On Tuesday Marta, the five-times World Player of the Year, became the competition’s all-time leading goalscorer when she converted a penalty for Brazil against South Korea to score her 15th finals goal. Germany’s Celia Sasic hit the fastest hat-trick in World Cup history, in 28 minutes, against Ivory Coast. France’s Eugénie Le Sommer struck a spectacular winner against England. And, of course, Christine Sinclair, whose face was on the cover of every Canadian newspaper the day the tournament opened, was on the front pages again the following day after her nerveless injury-time penalty winner for the hosts.

Quality is rising

It is not just Germany who have caught the eye. While there have been some matches of poor quality with too many misplaced passes and naive defending, the continued development of the women’s game has been underlined by some top-class goals.
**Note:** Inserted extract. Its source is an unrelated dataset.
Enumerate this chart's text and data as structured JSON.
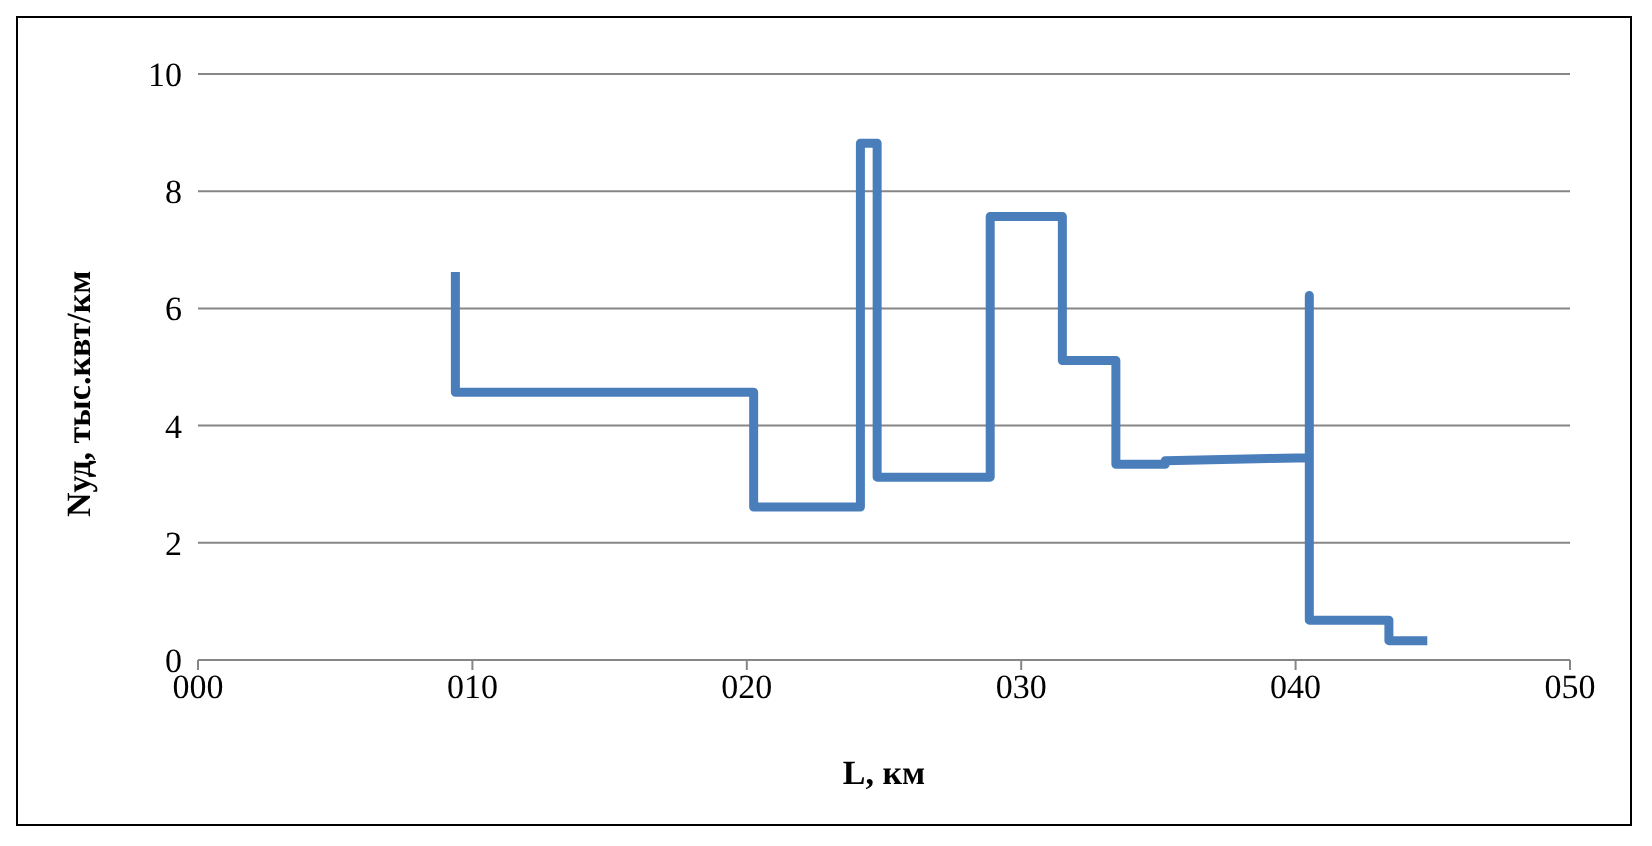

Daniela Montoya’s equaliser for Colombia against Mexico and Lieke Martens’ winner for the Dutch against New Zealand have been the pick, while all three of Nigeria’s goals against Sweden were expertly taken.

Expansion is justified – just

There are eight debutants at this World Cup, a consequence of expansion from 16 teams to 24. Newcomers Ivory Coast, Ecuador and Thailand conceded a combined 20 goals and were obviously outclassed. But the Dutch and Cameroonians marked their debuts with wins, Costa Rica and Spain drew with each other, and Switzerland were unlucky to lose 1-0 to holders Japan. None of these teams are likely to make the quarter-finals, and there will be further thrashings (one fears for Thailand against  Germany) but most will  perform creditably and the global game will not grow without teams being exposed to elite competition.

Refs must be up to the job

For many years the referees at the men’s World Cup were chosen to suit football’s tangled geo-politics, with the inevitable result that matches were officiated by referees who were not up to the job. By and large they are now chosen on merit.

This does not appear to be the case at the women’s finals and the problem is exacerbated by the insistence on choosing female officials. This is understandable but does reduce the selection pool (the Women’s Super League in England often uses male referees).

With few major high-profile club competitions, very few female referees will have much experience on a stage like this. As a result there have been some poor decisions at big moments, while France midfielder Camille Abily’s forearm smash into Laura Bassett’s face was missed completely.